奈良県田原本町・浄土宗安養寺 松島靖朗住職

2015年7月1日付 中外日報(キラリ ― 頑張る寺社・宗教者)

「どの寺院でも無理なく継続できる」と話す松島住職
「どの寺院でも無理なく継続できる」と話す松島住職

総務省の2010年の統計によると、日本の母子家庭は約108万世帯で、その多くが生活困窮を抱えていると推測され、子育てと仕事の両立に行き詰まったシングルマザーの悲しい事件は後を絶たない。

奈良県田原本町の松島靖朗・浄土宗安養寺住職(39)は昨年1月から母子家庭を中心としたひとり親世帯の支援活動として、寺に寄せられたお供え物を支援先の家庭に送る取り組みを始めた。
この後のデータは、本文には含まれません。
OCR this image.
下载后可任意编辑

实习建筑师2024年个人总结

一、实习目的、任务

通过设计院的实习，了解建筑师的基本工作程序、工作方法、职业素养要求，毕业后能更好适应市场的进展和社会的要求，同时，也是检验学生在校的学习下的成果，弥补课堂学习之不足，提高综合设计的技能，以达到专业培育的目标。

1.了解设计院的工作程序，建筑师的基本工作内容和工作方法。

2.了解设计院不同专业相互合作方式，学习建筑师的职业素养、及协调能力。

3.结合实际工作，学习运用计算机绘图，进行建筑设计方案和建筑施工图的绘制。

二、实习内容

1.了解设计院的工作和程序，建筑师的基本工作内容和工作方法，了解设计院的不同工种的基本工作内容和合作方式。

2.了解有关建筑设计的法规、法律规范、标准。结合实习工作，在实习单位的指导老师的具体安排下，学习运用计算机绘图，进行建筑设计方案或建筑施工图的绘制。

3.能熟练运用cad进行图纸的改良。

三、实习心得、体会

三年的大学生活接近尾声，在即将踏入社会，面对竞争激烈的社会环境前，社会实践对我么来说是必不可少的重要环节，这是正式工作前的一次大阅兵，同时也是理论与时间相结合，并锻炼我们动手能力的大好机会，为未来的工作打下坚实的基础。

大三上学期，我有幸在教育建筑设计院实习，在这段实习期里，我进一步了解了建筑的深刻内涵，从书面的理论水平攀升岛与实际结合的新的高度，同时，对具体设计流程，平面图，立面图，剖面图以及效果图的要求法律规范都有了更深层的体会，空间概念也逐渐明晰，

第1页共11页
一昨年夏に大阪市の母子家庭支援団体「大阪子どもの貧困アクショングループ」の活動を新聞記事で知ったことがきっかけ。「以前から大量の供物を誰かにお分けできないかと考えていた」と同団体の代表に相談して意気投合。地元の僧侶仲間と「おてらおやつクラブ」を立ち上げた。

活動は同クラブの協力寺院が菓子や果物、飲み物を中心にお中元・お歳暮の洗剤や食用油、のりなどをミカン箱1箱程度にまとめて月に1回ほど、支援先の家庭に直接送っている。全国13の母子家庭支援団体とも提携している。

現在の支援先は東京・名古屋・大阪など45家庭。大量の供物を何かに役立てたいと思っている寺院関係者は多く、活動に賛同する寺院は全国約150カ寺に広がっている。

松島住職は「仏様からの“お下がり”を分かち合う取り組みは、どの寺院でも無理なく継続できる。供物の消費に悩む寺は多いので、さらに活動を広げていける可能性があるのも大きな強みだ」と説明する。

母子家庭は社会的に孤立しているケースが多く、支援先からは「物資以上に、自分たちの存在を覚えていてくれることがありがたい」との反響が目立つという。ある女性からは「再婚が決まったので、これからは支援する側に回りたい」との礼状も届いた。

ただ、「まだまだ問題の深刻さを感じることが多い」。松島住職は「問題を一気に解決することはできないが、“覚えていてくれる”が少しでも生きる希望につながれば。そこを一番大切にしていきたい」と話した。